Item 10.  Certifications.

          By signing below we certify that, to the best of our belief, the
          securities referred to above were not acquired and are not held for
          the purpose of or with the effect of changing or influencing the
          control of the issuer of the securities and were not acquired and are
          not held in connection with or as a participant in any transaction
          having such purpose or effect.



                                    SIGNATURE

     After reasonable inquiry and to the best of my knowledge and belief, I
certify that the information set forth in this statement is true, complete and
correct.

January 27, 2009

(Date)

                              Springbok Capital Management, L.L.C.**
                              -----------------------------------------------

                              By: /s/ Gavin Saitowitz
                              -----------------------------------------------
                              Name/Title: Gavin Saitowitz /Managing Member



                              /s/ Gavin Saitowitz**
                              -----------------------------------------------
                              Name/Title: Gavin Saitowitz



                              Springbok Capital Master Fund, LP**
                              -----------------------------------------------

                              By: /s/ Gavin Saitowitz
                              -----------------------------------------------
                              Name/Title: Gavin Saitowitz /Managing Member
                                          of its adviser

Note.  Schedules filed in paper format shall include a signed original and five
copies of the schedule, including all exhibits. See Rule 13d-7 for other parties
for whom copies are to be sent.

Attention.  Intentional misstatements or omissions of fact constitute federal
criminal violations (see 18 U.S.C. 1001).

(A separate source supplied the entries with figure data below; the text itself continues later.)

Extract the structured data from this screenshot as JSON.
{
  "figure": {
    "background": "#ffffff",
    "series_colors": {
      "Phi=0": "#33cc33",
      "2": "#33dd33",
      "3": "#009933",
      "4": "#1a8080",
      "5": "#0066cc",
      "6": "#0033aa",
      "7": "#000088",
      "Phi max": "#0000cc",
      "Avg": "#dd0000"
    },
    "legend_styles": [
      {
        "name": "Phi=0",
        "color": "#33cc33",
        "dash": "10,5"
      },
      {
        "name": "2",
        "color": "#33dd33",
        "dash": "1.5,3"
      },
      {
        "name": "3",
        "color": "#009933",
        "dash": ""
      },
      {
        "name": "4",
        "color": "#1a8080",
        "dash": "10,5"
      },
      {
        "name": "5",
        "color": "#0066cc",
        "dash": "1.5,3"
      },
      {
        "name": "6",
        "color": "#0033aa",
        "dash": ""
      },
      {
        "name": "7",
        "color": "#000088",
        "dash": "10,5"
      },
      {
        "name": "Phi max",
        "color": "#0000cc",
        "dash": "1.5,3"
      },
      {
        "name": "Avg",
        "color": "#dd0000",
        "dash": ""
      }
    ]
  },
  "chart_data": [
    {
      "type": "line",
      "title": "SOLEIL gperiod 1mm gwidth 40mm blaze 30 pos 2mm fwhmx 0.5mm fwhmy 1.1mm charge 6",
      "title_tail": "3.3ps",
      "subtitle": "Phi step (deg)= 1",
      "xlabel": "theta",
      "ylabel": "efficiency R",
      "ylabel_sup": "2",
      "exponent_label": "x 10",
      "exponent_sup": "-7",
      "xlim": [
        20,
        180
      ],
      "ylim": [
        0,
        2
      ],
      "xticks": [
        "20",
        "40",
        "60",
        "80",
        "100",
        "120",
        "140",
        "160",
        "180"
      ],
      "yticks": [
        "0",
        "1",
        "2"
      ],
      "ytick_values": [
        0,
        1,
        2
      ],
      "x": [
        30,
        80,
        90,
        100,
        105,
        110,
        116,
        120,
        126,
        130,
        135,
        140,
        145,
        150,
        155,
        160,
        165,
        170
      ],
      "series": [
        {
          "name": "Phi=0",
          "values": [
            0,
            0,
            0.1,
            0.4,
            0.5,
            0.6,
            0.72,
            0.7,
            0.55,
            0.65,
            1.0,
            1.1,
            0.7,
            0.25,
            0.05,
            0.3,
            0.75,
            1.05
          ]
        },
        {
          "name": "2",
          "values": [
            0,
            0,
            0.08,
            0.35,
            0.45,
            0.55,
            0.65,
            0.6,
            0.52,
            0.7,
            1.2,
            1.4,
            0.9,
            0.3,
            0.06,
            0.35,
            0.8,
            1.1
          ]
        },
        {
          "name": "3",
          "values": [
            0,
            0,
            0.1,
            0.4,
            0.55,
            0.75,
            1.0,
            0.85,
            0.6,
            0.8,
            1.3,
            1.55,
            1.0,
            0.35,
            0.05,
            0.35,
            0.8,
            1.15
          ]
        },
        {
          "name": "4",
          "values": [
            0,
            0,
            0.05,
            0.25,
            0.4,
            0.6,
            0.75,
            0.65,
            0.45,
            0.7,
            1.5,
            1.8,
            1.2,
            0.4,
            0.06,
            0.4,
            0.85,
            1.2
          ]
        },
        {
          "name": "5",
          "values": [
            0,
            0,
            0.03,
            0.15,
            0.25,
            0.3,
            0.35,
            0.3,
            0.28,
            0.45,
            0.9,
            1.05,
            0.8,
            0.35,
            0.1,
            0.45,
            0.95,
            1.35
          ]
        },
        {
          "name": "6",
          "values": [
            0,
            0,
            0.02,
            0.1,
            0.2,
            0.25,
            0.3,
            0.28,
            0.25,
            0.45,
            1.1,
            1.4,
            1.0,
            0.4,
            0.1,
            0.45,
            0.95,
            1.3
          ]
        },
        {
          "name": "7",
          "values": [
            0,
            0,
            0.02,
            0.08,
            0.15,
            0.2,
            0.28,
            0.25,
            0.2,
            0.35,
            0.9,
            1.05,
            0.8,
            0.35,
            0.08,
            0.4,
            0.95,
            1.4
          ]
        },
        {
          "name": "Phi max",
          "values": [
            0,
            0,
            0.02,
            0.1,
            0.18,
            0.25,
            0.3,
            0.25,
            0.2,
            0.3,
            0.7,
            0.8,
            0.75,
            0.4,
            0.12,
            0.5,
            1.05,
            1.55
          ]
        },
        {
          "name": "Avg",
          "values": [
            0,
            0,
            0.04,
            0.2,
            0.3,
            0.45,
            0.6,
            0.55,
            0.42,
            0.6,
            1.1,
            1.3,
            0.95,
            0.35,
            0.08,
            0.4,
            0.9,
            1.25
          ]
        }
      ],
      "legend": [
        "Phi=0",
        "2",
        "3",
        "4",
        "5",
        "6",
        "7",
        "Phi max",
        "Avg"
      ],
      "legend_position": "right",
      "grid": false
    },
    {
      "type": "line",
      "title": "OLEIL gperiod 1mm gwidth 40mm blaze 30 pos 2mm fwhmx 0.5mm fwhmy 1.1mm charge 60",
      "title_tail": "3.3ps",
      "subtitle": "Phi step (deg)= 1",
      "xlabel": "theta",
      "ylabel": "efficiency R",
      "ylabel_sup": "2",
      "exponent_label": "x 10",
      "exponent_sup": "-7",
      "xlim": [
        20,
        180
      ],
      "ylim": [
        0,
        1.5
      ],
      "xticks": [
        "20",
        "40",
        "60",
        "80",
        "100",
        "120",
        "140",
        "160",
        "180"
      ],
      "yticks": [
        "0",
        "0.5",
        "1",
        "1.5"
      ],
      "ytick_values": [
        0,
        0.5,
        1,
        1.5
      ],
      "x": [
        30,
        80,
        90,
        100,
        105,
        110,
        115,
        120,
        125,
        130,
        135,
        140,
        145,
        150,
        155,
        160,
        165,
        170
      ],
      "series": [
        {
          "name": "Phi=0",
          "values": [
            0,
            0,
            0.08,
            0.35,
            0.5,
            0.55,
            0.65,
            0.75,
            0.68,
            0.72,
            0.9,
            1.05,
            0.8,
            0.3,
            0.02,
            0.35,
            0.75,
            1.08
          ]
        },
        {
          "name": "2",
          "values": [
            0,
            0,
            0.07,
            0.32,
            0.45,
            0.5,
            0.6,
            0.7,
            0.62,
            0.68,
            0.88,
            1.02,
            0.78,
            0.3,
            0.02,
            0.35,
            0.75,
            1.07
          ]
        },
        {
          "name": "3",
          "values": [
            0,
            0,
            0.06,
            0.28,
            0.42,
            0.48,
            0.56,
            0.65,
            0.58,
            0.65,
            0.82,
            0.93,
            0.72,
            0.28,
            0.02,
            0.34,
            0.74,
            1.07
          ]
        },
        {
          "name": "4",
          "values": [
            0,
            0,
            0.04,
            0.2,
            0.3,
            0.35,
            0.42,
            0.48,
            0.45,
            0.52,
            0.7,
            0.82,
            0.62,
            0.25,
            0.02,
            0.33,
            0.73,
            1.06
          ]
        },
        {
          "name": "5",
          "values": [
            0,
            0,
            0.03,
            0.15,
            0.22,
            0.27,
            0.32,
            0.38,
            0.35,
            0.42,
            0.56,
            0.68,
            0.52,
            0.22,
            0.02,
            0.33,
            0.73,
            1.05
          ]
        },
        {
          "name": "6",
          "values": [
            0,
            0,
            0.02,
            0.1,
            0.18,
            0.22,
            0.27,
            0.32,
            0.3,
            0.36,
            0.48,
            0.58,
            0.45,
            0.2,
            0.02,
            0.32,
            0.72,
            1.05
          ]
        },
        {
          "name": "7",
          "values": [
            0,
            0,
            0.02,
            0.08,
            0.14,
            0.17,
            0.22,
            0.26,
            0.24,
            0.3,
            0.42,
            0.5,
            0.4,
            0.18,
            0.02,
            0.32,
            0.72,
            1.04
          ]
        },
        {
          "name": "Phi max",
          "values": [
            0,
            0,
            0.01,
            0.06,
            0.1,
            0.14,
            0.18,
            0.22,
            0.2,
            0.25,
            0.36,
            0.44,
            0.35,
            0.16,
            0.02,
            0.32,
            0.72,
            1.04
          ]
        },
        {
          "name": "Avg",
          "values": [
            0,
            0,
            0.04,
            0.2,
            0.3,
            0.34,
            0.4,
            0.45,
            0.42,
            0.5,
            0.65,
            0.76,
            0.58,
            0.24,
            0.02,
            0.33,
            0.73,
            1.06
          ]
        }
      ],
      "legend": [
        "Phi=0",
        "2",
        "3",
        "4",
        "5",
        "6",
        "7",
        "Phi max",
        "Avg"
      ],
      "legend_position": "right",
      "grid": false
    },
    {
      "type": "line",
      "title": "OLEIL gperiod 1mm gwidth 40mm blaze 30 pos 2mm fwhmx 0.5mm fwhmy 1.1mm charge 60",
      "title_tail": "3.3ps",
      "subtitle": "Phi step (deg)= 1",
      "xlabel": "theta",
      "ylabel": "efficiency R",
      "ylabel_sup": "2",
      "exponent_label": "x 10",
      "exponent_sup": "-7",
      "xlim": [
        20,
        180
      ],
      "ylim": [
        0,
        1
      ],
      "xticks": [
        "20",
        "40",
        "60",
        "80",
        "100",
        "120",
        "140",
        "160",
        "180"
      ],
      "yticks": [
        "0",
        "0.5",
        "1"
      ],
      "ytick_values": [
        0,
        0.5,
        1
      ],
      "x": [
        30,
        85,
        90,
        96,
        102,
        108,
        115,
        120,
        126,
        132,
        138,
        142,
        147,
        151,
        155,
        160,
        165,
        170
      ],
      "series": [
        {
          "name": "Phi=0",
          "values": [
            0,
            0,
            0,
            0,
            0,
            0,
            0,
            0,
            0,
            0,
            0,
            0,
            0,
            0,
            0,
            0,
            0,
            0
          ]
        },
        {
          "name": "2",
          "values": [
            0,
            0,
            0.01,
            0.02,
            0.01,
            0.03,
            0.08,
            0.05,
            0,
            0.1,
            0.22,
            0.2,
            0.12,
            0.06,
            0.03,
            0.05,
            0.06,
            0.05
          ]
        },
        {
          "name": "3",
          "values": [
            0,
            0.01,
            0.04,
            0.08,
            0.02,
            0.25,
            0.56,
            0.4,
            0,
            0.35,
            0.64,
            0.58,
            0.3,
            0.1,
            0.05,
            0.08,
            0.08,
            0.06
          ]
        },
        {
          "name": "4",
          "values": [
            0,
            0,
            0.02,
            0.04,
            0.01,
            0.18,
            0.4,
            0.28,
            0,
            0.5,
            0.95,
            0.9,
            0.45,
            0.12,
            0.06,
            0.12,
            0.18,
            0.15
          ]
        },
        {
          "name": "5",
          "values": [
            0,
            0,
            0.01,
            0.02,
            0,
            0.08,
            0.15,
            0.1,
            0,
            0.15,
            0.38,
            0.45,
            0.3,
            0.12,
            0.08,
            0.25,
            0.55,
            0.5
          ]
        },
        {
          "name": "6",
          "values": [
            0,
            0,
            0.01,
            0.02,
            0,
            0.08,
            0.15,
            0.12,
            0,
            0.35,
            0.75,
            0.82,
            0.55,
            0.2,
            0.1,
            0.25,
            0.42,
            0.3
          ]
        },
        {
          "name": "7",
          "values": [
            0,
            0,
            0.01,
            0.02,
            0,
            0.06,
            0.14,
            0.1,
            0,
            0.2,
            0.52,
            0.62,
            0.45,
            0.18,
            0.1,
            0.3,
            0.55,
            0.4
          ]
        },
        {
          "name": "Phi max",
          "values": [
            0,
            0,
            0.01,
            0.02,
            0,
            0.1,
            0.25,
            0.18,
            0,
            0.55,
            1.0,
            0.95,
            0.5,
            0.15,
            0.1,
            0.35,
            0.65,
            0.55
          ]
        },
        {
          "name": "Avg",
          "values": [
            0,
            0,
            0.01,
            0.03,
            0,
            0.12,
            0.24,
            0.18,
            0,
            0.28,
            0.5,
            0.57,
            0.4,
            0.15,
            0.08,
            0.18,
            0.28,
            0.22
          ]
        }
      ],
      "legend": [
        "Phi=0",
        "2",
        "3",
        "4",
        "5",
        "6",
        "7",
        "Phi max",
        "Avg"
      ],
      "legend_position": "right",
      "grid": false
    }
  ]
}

** The reporting persons disclaim beneficial ownership of the securities
reported herein, except to the extent of their pecuniary interest therein.




                                                                      Exhibit A


                                    AGREEMENT

The undersigned agree that this Schedule 13G Amendment No. 2 dated January 27,
2009 relating to the Common Stock, $0.01 par value of Great Wolf Resorts, Inc.
shall be filed on behalf of the undersigned.

                              Springbok Capital Management, L.L.C.**
                              -----------------------------------------------

                              By: /s/ Gavin Saitowitz
                              -----------------------------------------------
                              Name/Title: Gavin Saitowitz /Managing Member



                              /s/ Gavin Saitowitz**
                              -----------------------------------------------
                              Name/Title: Gavin Saitowitz



                              Springbok Capital Master Fund, LP**
                              -----------------------------------------------

                              By: /s/ Gavin Saitowitz
                              -----------------------------------------------
                              Name/Title: Gavin Saitowitz /Managing Member
                                          of its adviser

** The reporting persons disclaim beneficial ownership of the securities
reported herein, except to the extent of their pecuniary interest therein.